Philippine deer occur in the islands of Luzon, Polillo and Catanduanes, Mindoro, Samar, and Leyte. They live in primary and secondary forests where they prefer to forage in grasslands.
Philippine deer are generally nocturnal which means that they look for food at night. During the daytime, they typically rest hiding in the dense forest thickets. During the mating season, females congregate in small groups composed of at most 8 individuals, while males are solitary and are aggressive.
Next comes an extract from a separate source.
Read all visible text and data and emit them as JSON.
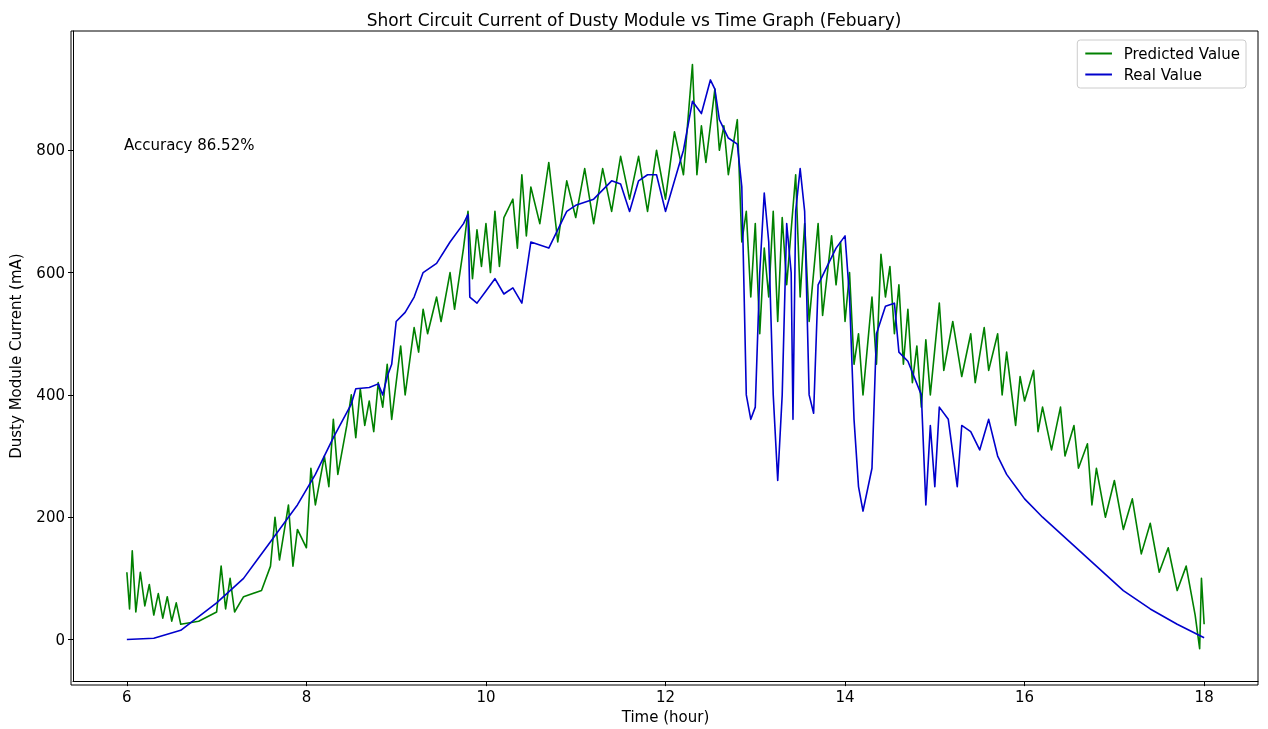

Philippine deer usually breed between September to January. After the gestation period that lasts approximately 6 months, females give birth to a single fawn with light-colored spots that eventually disappear after several weeks. The young are usually weaned when they are 6 months old and become reproductively mature from 18 months of age.
Philippine deer are threatened by several factors that contribute to their rapidly declining population. Habitat loss and fragmentation drive these animals to hide in the remaining patches of forest with scarce food to eat. While they forage in grasslands, Philippine deer prefer forest shade as hiding places, especially during the daytime. Females of this species also have low fertility, giving birth to only a single fawn. This means that excessive hunting has a high tendency of declining their population. Philippine deer are also hunted for meat and antlers which aside from being a common household decoration, are also used in traditional medicine.
The IUCN Red List and other sources don’t provide the number of the Philippine deer total population size. Currently, this species is classified as Vulnerable (VU) on the IUCN Red List and its numbers today are decreasing.